Nevertheless, residential, commercial zones and industrial estates will be safe from flooding, he added.
Meanwhile, farmers in Phitsanulok, in lower Northern Thailand, have reinforced sand embankments to protect paddy fields from floods originating from upstream North after northern run-off started overflowing some areas.
Farmers in Baan Krang sub-district filled sandbags to build temporary dykes to protect 3,200 acres of paddy fields nearly ready for harvest.
As rain continues and some rice paddies have been flooded, farmers asked the Provincial Royal Irrigation to speed up the dredging of two canals and a river to drain flood water into waterways flowing into the Yom River.
Bangkok Metropolitan Administration (BMA) spokesman Wasan Meewong said that agencies are acting quickly to get contingency plans in place for flooding, especially given the recent amount of rain, NNT reported.
Mr Wasan said that Bangkok governor Sukhumbhand Paribatra had ordered canal dredging and sewer unclogging to be sped up and that high-capacity water pumps are being installed, NNT reported.

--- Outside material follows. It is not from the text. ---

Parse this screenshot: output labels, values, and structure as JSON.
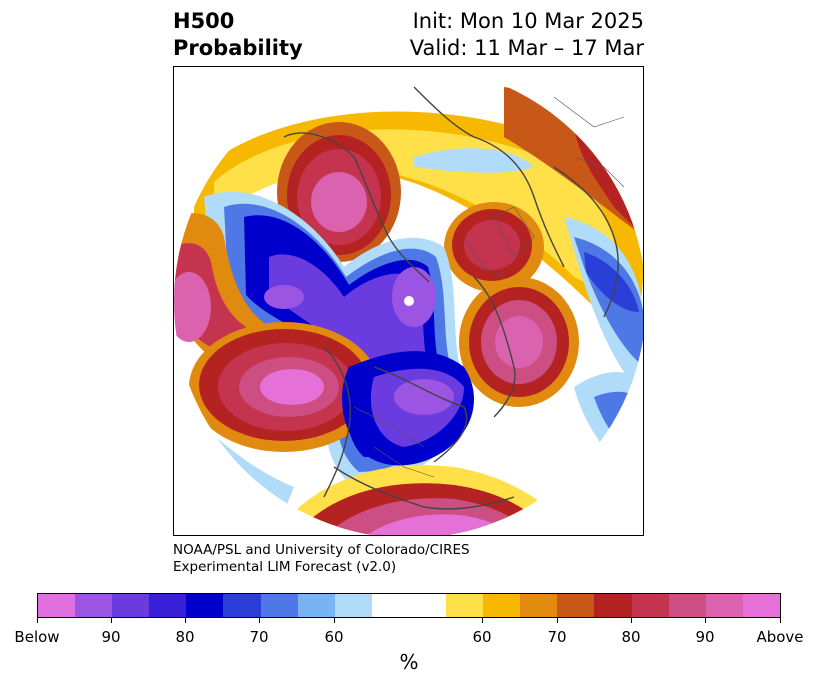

He added that the city has learned from last year’s flooding and has a more efficient and effective plan this year.
The BMA also said that it will try to deliver compensation money to victims of last year’s flooding by July 29. Wasan said the BMA will receive allotted funds from the government and begin transferring it to victims by Krung Thai Bank on June 26.
According to an Assumption University ABAC poll, over 70 per cent of Thais believe that the country will be hit by flood again this year.